Step 3: JavaScript Formats the Final Report

The JavaScript block retrieves both product_totals and grand_total using #get. The Ruby array of hashes becomes a JavaScript array of objects. The Ruby integer becomes a JavaScript number.

JavaScript then formats the data into a human-readable report with aligned columns, percentage calculations, and ASCII bar charts. This block uses println() -- one of the helper functions Salata injects into JavaScript and TypeScript runtimes -- to produce the output.

This is the only block that writes to stdout, and its output becomes the final result of the entire .slt file.


How Salata Brokers the Data

Runtimes never communicate with each other directly.
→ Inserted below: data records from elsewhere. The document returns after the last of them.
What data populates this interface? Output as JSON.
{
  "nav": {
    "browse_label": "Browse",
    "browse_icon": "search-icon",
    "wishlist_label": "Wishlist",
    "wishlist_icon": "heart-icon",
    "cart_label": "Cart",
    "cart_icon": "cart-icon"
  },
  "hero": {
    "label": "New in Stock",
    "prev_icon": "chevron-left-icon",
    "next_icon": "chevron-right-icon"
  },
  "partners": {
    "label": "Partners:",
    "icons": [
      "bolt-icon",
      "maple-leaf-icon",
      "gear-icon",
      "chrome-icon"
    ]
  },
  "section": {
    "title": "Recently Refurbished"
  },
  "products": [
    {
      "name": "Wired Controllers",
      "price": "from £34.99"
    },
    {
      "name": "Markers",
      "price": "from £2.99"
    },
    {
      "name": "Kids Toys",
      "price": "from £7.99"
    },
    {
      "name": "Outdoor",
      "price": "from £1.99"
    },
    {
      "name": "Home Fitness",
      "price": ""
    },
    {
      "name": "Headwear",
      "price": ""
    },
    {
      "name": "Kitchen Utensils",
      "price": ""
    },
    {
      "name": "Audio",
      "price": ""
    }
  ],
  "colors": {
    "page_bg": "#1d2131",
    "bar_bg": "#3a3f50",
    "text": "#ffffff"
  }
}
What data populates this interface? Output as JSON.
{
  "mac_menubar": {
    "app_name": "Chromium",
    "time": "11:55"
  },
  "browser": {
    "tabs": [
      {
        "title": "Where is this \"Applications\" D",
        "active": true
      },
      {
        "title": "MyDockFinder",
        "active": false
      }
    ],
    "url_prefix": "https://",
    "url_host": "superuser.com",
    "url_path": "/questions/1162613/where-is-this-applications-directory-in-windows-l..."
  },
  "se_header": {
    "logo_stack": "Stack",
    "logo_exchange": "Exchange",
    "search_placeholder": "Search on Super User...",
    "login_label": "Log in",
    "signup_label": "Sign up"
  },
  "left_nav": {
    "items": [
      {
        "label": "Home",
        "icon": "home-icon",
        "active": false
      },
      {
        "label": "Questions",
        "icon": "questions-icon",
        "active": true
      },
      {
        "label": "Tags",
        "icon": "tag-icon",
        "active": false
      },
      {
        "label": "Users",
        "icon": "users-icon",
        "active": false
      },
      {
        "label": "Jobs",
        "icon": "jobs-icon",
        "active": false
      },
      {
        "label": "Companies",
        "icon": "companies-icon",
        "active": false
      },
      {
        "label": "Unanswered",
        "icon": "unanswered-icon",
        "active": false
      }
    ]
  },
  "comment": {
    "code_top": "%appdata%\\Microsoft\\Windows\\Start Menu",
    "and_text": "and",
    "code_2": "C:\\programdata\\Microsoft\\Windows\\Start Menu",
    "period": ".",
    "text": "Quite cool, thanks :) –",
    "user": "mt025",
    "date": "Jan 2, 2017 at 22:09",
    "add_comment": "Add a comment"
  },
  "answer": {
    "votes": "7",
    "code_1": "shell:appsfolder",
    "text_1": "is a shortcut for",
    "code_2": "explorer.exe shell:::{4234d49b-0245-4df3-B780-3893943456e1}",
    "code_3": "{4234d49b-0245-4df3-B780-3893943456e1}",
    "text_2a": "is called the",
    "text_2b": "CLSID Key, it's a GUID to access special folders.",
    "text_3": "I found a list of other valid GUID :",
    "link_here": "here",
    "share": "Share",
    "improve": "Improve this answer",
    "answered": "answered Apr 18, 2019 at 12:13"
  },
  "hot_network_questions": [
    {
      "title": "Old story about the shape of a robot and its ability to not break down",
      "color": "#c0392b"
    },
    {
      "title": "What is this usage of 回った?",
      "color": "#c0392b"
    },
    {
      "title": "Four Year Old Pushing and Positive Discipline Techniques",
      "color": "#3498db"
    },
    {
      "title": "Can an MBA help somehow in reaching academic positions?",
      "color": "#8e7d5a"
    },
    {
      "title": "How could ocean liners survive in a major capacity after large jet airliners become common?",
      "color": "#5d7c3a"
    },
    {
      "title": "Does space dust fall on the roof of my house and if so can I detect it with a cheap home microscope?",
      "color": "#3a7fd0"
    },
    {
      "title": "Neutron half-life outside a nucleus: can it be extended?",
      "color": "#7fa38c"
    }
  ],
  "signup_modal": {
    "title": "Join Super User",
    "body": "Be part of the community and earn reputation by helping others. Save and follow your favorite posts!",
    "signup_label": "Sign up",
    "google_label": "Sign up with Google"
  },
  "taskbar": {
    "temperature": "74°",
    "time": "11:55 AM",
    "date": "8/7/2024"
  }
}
Salata acts as the broker:

  1. When a #set("key", value) macro is encountered, Salata expands it into native code that serializes the value to JSON and writes it to a temporary file in Salata's temp directory.
  2. When a #get("key") macro is encountered, Salata expands it into native code that reads the JSON file and deserializes it into the runtime's native data types.
  3. Execution is strictly top-to-bottom. When the Ruby block runs, the Python block has already finished and its #set data is available. When the JavaScript block runs, both the Python and Ruby data are available.

The JSON serialization/deserialization is transparent to the developer. You work with native types in each language:

DataPython typeRuby typeJavaScript type
raw_saleslist of dictArray of HashArray of Object
product_totalslist of dictArray of HashArray of Object
grand_totalintIntegerNumber

Supported types for cross-runtime data: strings, numbers, booleans, arrays/lists, objects/dicts/hashes, and null/nil/None.


Running the Example

salata --config examples/cli/cross-runtime-pipeline/config.toml \
       examples/cli/cross-runtime-pipeline/pipeline.slt

Expected output:

=== Sales Summary Report ===

  1. Widget A   $ 3300  45.8%  #######################
  2. Widget B   $ 2300  31.9%  ################
  3. Widget C   $ 1595  22.1%  ###########

  Grand Total: $7195

Pipeline: Python (generate) → Ruby (aggregate) → JavaScript (format)

Key Takeaways

  • Use the best language for each task. Python is great for data generation and computation. Ruby shines at data transformation with its expressive enumerable methods. JavaScript excels at string formatting and template literals.
  • Data flows through #set/#get, not through stdout. Only the last step in the pipeline needs to produce output. Earlier steps just transform and pass data.
  • Execution is sequential. Each block finishes before the next one starts. There is no race condition or synchronization to worry about.
  • Types are preserved across runtimes. Lists stay as lists, numbers stay as numbers, strings stay as strings. JSON handles the conversion transparently.